Le Gri-gri International, premier journal satirique panafricain, reparaît et reprend là où il s’était arrêté, au numéro 19. Créé en juillet 2001 par Michel Ongoundou Loundah, directeur de la publication, l’aventure prend fin en février 2002. Le journal est à cours de ressources, étranglé financièrement par la pression exercée sur les distributeurs africains par les dictateurs du continent, qui apprécient peu la satire. Mais la rédaction, rompue à la censure et aux tentatives d’intimidation, ne déclare pas forfait. La preuve : le Canard Enchaîné africain est de retour depuis le 30 septembre 2004. Le bimensuel est disponible en kiosque en France, en Suisse et en Belgique et par abonnement en Afrique, sous enveloppe banalisée. Un site Internet est également ouvert.

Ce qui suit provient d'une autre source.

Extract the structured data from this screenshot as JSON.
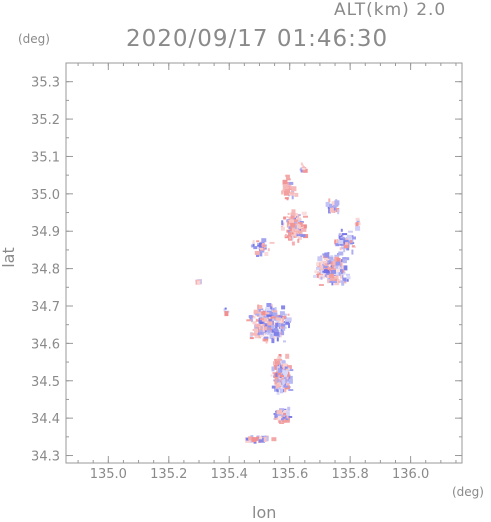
{
  "header": {
    "altitude_label": "ALT(km) 2.0",
    "timestamp": "2020/09/17 01:46:30"
  },
  "chart_data": {
    "type": "heatmap",
    "title": "2020/09/17 01:46:30",
    "xlabel": "lon",
    "ylabel": "lat",
    "x_unit": "(deg)",
    "y_unit": "(deg)",
    "xlim": [
      134.86,
      136.17
    ],
    "ylim": [
      34.28,
      35.35
    ],
    "x_ticks": [
      135.0,
      135.2,
      135.4,
      135.6,
      135.8,
      136.0
    ],
    "x_tick_labels": [
      "135.0",
      "135.2",
      "135.4",
      "135.6",
      "135.8",
      "136.0"
    ],
    "y_ticks": [
      34.3,
      34.4,
      34.5,
      34.6,
      34.7,
      34.8,
      34.9,
      35.0,
      35.1,
      35.2,
      35.3
    ],
    "y_tick_labels": [
      "34.3",
      "34.4",
      "34.5",
      "34.6",
      "34.7",
      "34.8",
      "34.9",
      "35.0",
      "35.1",
      "35.2",
      "35.3"
    ],
    "grid": false,
    "colors": {
      "positive": "#f08a8a",
      "negative": "#7a7ae8",
      "axis": "#999999"
    },
    "echo_regions": [
      {
        "lon": 135.61,
        "lat": 34.92,
        "dlon": 0.045,
        "dlat": 0.05,
        "count": 150,
        "bias": 0.85
      },
      {
        "lon": 135.59,
        "lat": 35.02,
        "dlon": 0.03,
        "dlat": 0.04,
        "count": 40,
        "bias": 0.85
      },
      {
        "lon": 135.64,
        "lat": 35.07,
        "dlon": 0.015,
        "dlat": 0.02,
        "count": 10,
        "bias": 0.8
      },
      {
        "lon": 135.73,
        "lat": 34.8,
        "dlon": 0.07,
        "dlat": 0.06,
        "count": 180,
        "bias": 0.5
      },
      {
        "lon": 135.78,
        "lat": 34.88,
        "dlon": 0.04,
        "dlat": 0.035,
        "count": 60,
        "bias": 0.3
      },
      {
        "lon": 135.74,
        "lat": 34.97,
        "dlon": 0.03,
        "dlat": 0.025,
        "count": 25,
        "bias": 0.6
      },
      {
        "lon": 135.5,
        "lat": 34.86,
        "dlon": 0.04,
        "dlat": 0.03,
        "count": 30,
        "bias": 0.5
      },
      {
        "lon": 135.53,
        "lat": 34.66,
        "dlon": 0.08,
        "dlat": 0.06,
        "count": 260,
        "bias": 0.5
      },
      {
        "lon": 135.57,
        "lat": 34.52,
        "dlon": 0.04,
        "dlat": 0.06,
        "count": 170,
        "bias": 0.4
      },
      {
        "lon": 135.57,
        "lat": 34.41,
        "dlon": 0.035,
        "dlat": 0.025,
        "count": 80,
        "bias": 0.35
      },
      {
        "lon": 135.49,
        "lat": 34.35,
        "dlon": 0.06,
        "dlat": 0.008,
        "count": 35,
        "bias": 0.5
      },
      {
        "lon": 135.82,
        "lat": 34.93,
        "dlon": 0.01,
        "dlat": 0.02,
        "count": 6,
        "bias": 0.8
      },
      {
        "lon": 135.29,
        "lat": 34.77,
        "dlon": 0.01,
        "dlat": 0.01,
        "count": 5,
        "bias": 0.6
      },
      {
        "lon": 135.38,
        "lat": 34.69,
        "dlon": 0.008,
        "dlat": 0.01,
        "count": 4,
        "bias": 0.4
      }
    ]
  }
}
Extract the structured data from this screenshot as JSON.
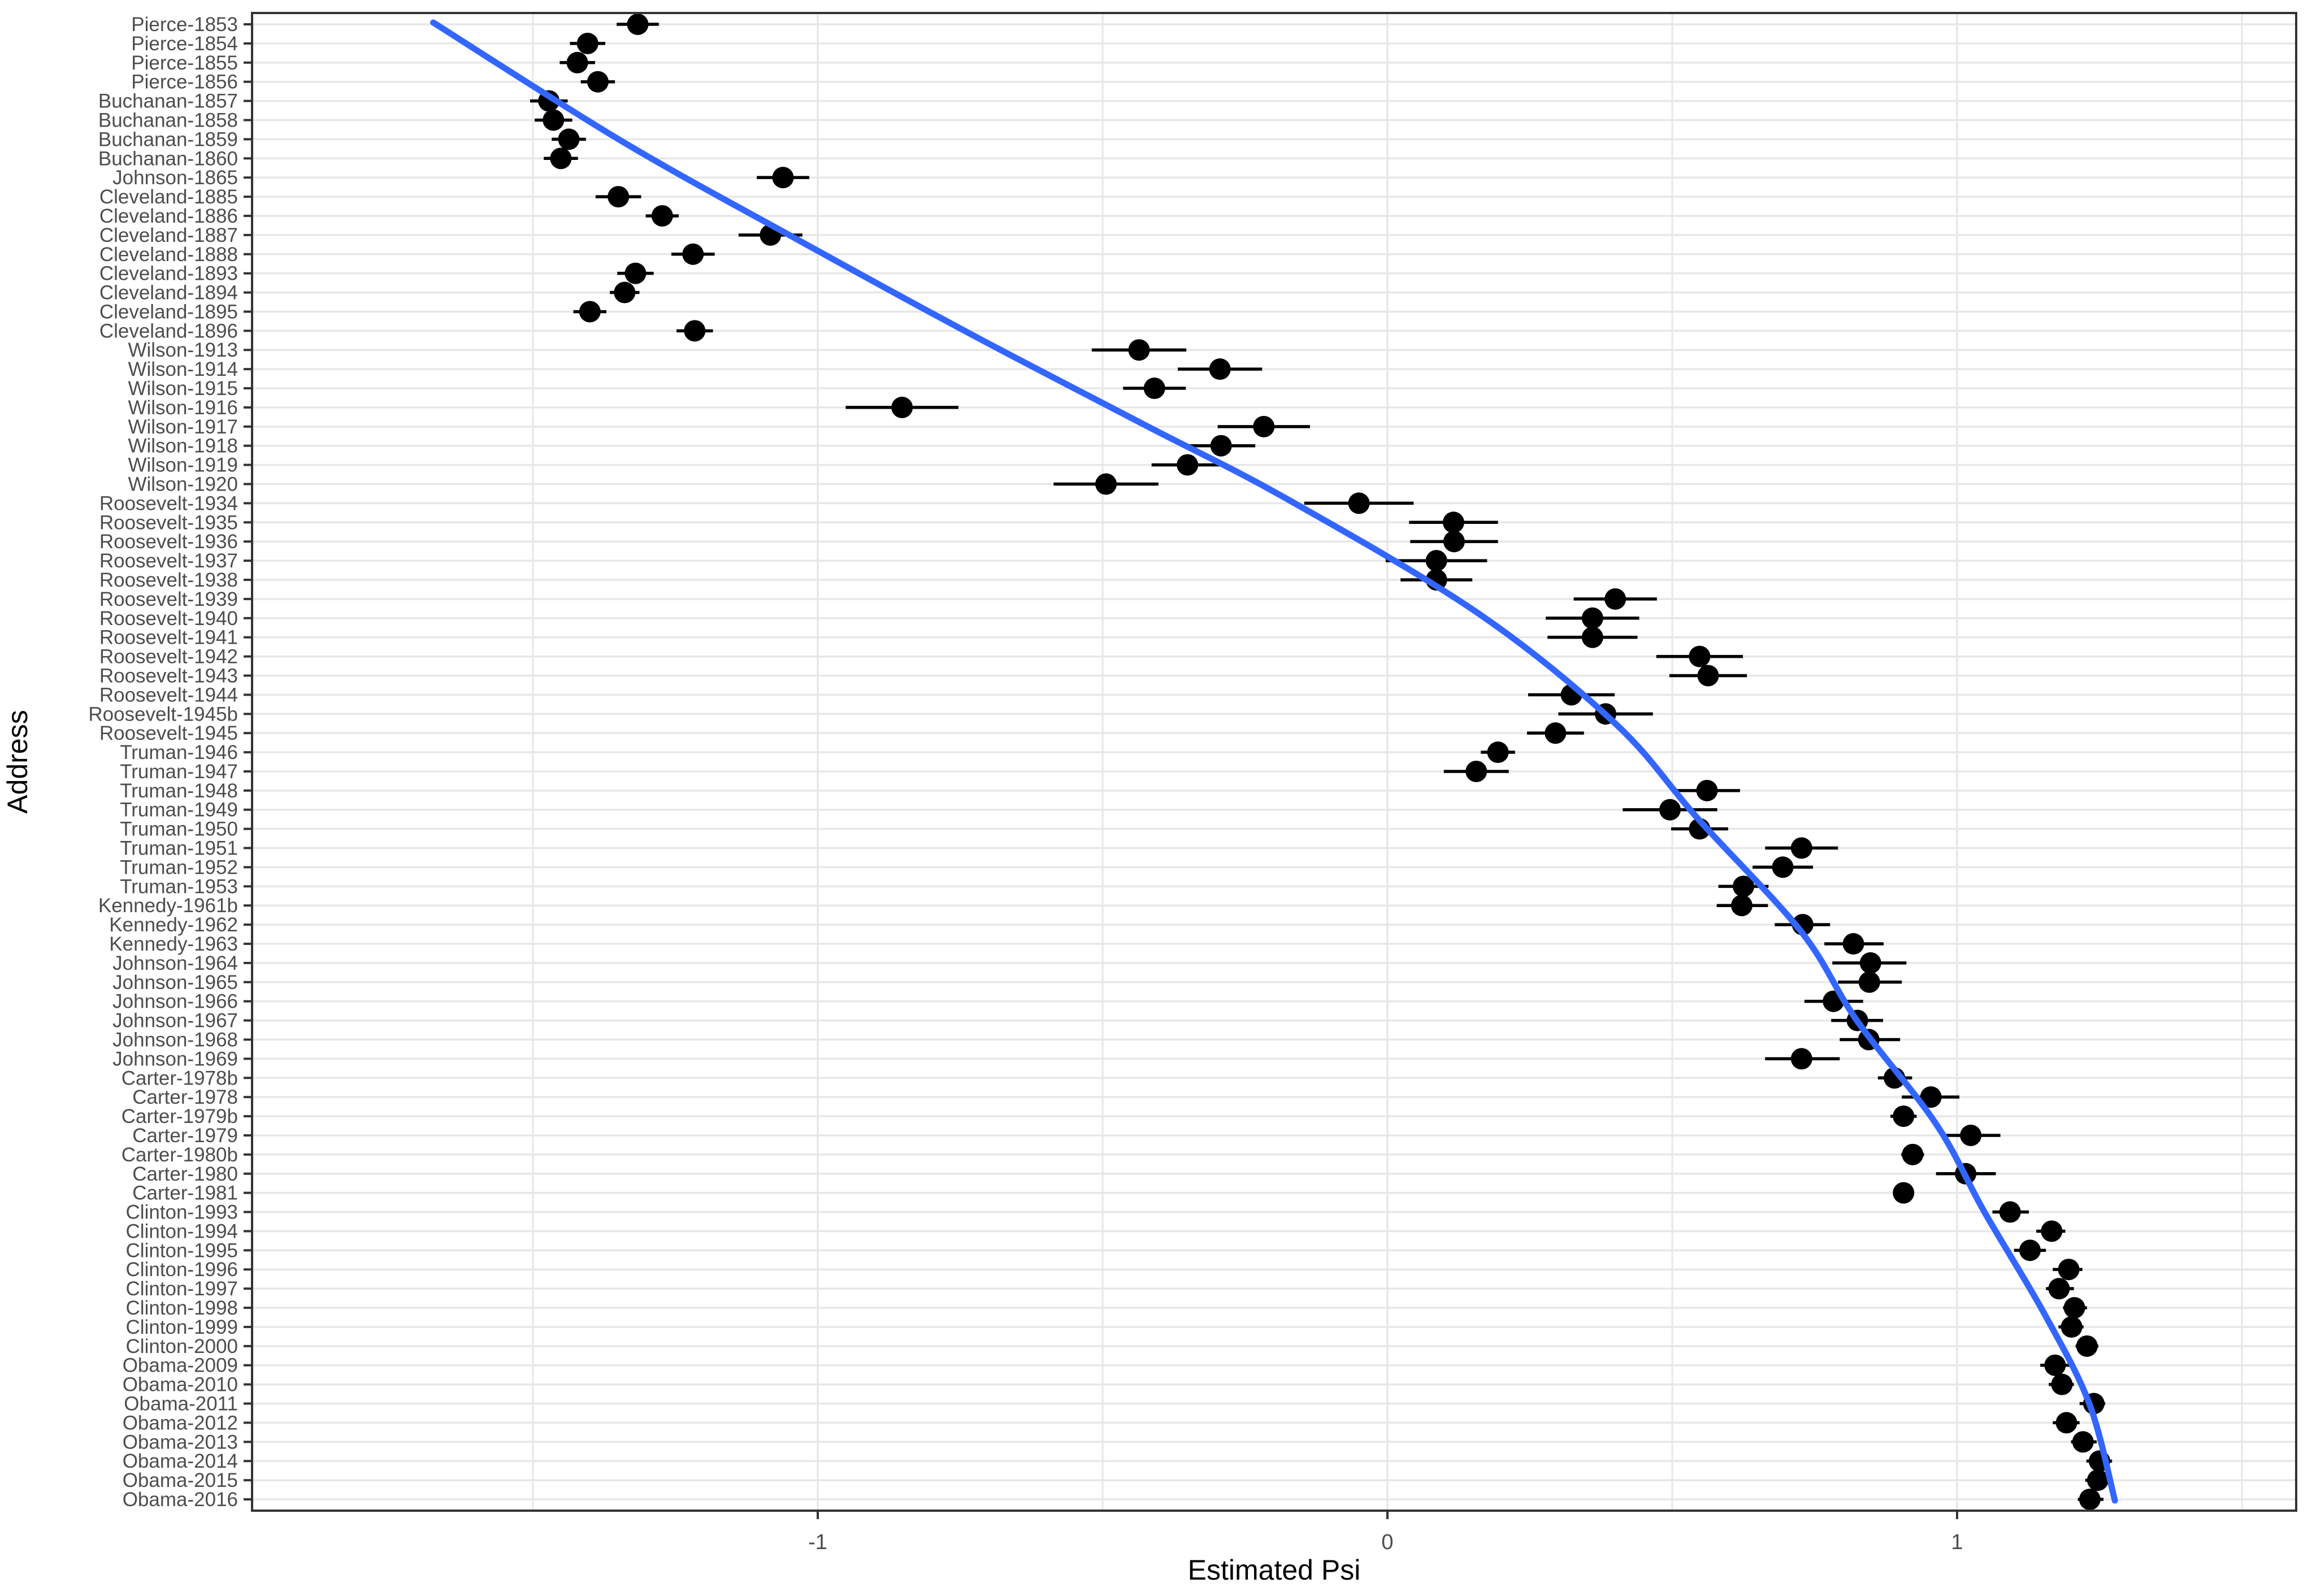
{
  "chart_data": {
    "type": "scatter",
    "subtype": "horizontal-dotplot-with-error-bars-and-smooth-line",
    "title": "",
    "xlabel": "Estimated Psi",
    "ylabel": "Address",
    "x_ticks": [
      "-1",
      "0",
      "1"
    ],
    "x_tick_values": [
      -1,
      0,
      1
    ],
    "x_minor_gridlines": [
      -1.5,
      -0.5,
      0.5,
      1.5
    ],
    "xlim": [
      -1.99,
      1.6
    ],
    "grid": "on",
    "legend": "none",
    "categories": [
      "Pierce-1853",
      "Pierce-1854",
      "Pierce-1855",
      "Pierce-1856",
      "Buchanan-1857",
      "Buchanan-1858",
      "Buchanan-1859",
      "Buchanan-1860",
      "Johnson-1865",
      "Cleveland-1885",
      "Cleveland-1886",
      "Cleveland-1887",
      "Cleveland-1888",
      "Cleveland-1893",
      "Cleveland-1894",
      "Cleveland-1895",
      "Cleveland-1896",
      "Wilson-1913",
      "Wilson-1914",
      "Wilson-1915",
      "Wilson-1916",
      "Wilson-1917",
      "Wilson-1918",
      "Wilson-1919",
      "Wilson-1920",
      "Roosevelt-1934",
      "Roosevelt-1935",
      "Roosevelt-1936",
      "Roosevelt-1937",
      "Roosevelt-1938",
      "Roosevelt-1939",
      "Roosevelt-1940",
      "Roosevelt-1941",
      "Roosevelt-1942",
      "Roosevelt-1943",
      "Roosevelt-1944",
      "Roosevelt-1945b",
      "Roosevelt-1945",
      "Truman-1946",
      "Truman-1947",
      "Truman-1948",
      "Truman-1949",
      "Truman-1950",
      "Truman-1951",
      "Truman-1952",
      "Truman-1953",
      "Kennedy-1961b",
      "Kennedy-1962",
      "Kennedy-1963",
      "Johnson-1964",
      "Johnson-1965",
      "Johnson-1966",
      "Johnson-1967",
      "Johnson-1968",
      "Johnson-1969",
      "Carter-1978b",
      "Carter-1978",
      "Carter-1979b",
      "Carter-1979",
      "Carter-1980b",
      "Carter-1980",
      "Carter-1981",
      "Clinton-1993",
      "Clinton-1994",
      "Clinton-1995",
      "Clinton-1996",
      "Clinton-1997",
      "Clinton-1998",
      "Clinton-1999",
      "Clinton-2000",
      "Obama-2009",
      "Obama-2010",
      "Obama-2011",
      "Obama-2012",
      "Obama-2013",
      "Obama-2014",
      "Obama-2015",
      "Obama-2016"
    ],
    "series": [
      {
        "name": "estimate",
        "values": [
          -1.316,
          -1.404,
          -1.422,
          -1.386,
          -1.472,
          -1.464,
          -1.437,
          -1.451,
          -1.061,
          -1.35,
          -1.273,
          -1.083,
          -1.219,
          -1.32,
          -1.339,
          -1.4,
          -1.216,
          -0.436,
          -0.294,
          -0.409,
          -0.852,
          -0.217,
          -0.292,
          -0.351,
          -0.494,
          -0.05,
          0.116,
          0.117,
          0.086,
          0.086,
          0.4,
          0.36,
          0.36,
          0.548,
          0.563,
          0.323,
          0.383,
          0.295,
          0.194,
          0.156,
          0.561,
          0.496,
          0.548,
          0.727,
          0.694,
          0.625,
          0.622,
          0.729,
          0.818,
          0.848,
          0.846,
          0.783,
          0.825,
          0.845,
          0.727,
          0.89,
          0.954,
          0.906,
          1.024,
          0.922,
          1.015,
          0.906,
          1.093,
          1.166,
          1.128,
          1.196,
          1.179,
          1.206,
          1.201,
          1.228,
          1.172,
          1.184,
          1.24,
          1.192,
          1.221,
          1.25,
          1.247,
          1.233
        ]
      },
      {
        "name": "ci_lower",
        "values": [
          -1.353,
          -1.435,
          -1.453,
          -1.416,
          -1.505,
          -1.497,
          -1.467,
          -1.481,
          -1.107,
          -1.39,
          -1.302,
          -1.139,
          -1.257,
          -1.352,
          -1.365,
          -1.429,
          -1.248,
          -0.519,
          -0.368,
          -0.464,
          -0.951,
          -0.298,
          -0.352,
          -0.414,
          -0.586,
          -0.146,
          0.038,
          0.04,
          -0.003,
          0.023,
          0.327,
          0.278,
          0.281,
          0.472,
          0.495,
          0.247,
          0.3,
          0.245,
          0.164,
          0.099,
          0.503,
          0.413,
          0.498,
          0.663,
          0.641,
          0.581,
          0.578,
          0.68,
          0.767,
          0.781,
          0.791,
          0.732,
          0.779,
          0.794,
          0.663,
          0.861,
          0.903,
          0.883,
          0.979,
          0.902,
          0.963,
          0.89,
          1.062,
          1.139,
          1.1,
          1.168,
          1.156,
          1.186,
          1.178,
          1.208,
          1.146,
          1.161,
          1.215,
          1.168,
          1.2,
          1.227,
          1.225,
          1.212
        ]
      },
      {
        "name": "ci_upper",
        "values": [
          -1.279,
          -1.373,
          -1.391,
          -1.356,
          -1.439,
          -1.431,
          -1.407,
          -1.421,
          -1.015,
          -1.31,
          -1.244,
          -1.027,
          -1.181,
          -1.288,
          -1.313,
          -1.371,
          -1.184,
          -0.353,
          -0.22,
          -0.354,
          -0.753,
          -0.136,
          -0.232,
          -0.288,
          -0.402,
          0.046,
          0.194,
          0.194,
          0.175,
          0.149,
          0.473,
          0.442,
          0.439,
          0.624,
          0.631,
          0.399,
          0.466,
          0.345,
          0.224,
          0.213,
          0.619,
          0.579,
          0.598,
          0.791,
          0.747,
          0.669,
          0.668,
          0.777,
          0.871,
          0.911,
          0.903,
          0.835,
          0.87,
          0.9,
          0.794,
          0.921,
          1.004,
          0.929,
          1.076,
          0.942,
          1.068,
          0.922,
          1.126,
          1.19,
          1.156,
          1.22,
          1.205,
          1.228,
          1.222,
          1.248,
          1.203,
          1.205,
          1.26,
          1.215,
          1.245,
          1.272,
          1.268,
          1.257
        ]
      }
    ],
    "smooth_line_points": [
      {
        "row": 0.91,
        "psi": -1.675
      },
      {
        "row": 7.1,
        "psi": -1.344
      },
      {
        "row": 12.15,
        "psi": -1.041
      },
      {
        "row": 17.1,
        "psi": -0.736
      },
      {
        "row": 21.9,
        "psi": -0.427
      },
      {
        "row": 25.7,
        "psi": -0.181
      },
      {
        "row": 31.7,
        "psi": 0.157
      },
      {
        "row": 37.5,
        "psi": 0.4
      },
      {
        "row": 42.5,
        "psi": 0.546
      },
      {
        "row": 48.35,
        "psi": 0.726
      },
      {
        "row": 53.0,
        "psi": 0.824
      },
      {
        "row": 58.4,
        "psi": 0.963
      },
      {
        "row": 63.0,
        "psi": 1.048
      },
      {
        "row": 68.3,
        "psi": 1.153
      },
      {
        "row": 73.0,
        "psi": 1.232
      },
      {
        "row": 78.06,
        "psi": 1.277
      }
    ],
    "colors": {
      "point": "#000000",
      "error_bar": "#000000",
      "smooth_line": "#3366FF",
      "gridline": "#E7E7E7",
      "panel_border": "#333333",
      "tick_mark": "#333333",
      "tick_label": "#4D4D4D",
      "axis_title": "#000000",
      "background": "#FFFFFF"
    }
  }
}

Une rédaction exilée en France

La vie est un éternel recommencement. Le parcours journalistique de Michel Ongoundou Loundah aussi. A l’origine, il y avait La Griffe, un hebdomadaire satirique gabonais. Mais, peu enclin au sens de l’humour et à la critique, le régime d’Omar Bongo interdit plusieurs fois le journal. Au Cameroun et dans les deux Congo, l’impertinence aussi est une insulte et la censure frappe La Griffe. Lors d’une de ses nombreuses reparutions, en novembre 2000, le journal est accompagné d’un supplément, Le Gri-gri, dont le but est également de dénoncer les abus et la corruption de l’Etat gabonais. Nouvelle interdiction, définitive celle-ci, en février 2001. C’en est fini des menaces physiques, des procès en diffamation et des pressions en tout genre. Le directeur de publication et le rédacteur en chef, Raphaël Ntoutoume Nloghè, sont désormais interdits de plume au Gabon.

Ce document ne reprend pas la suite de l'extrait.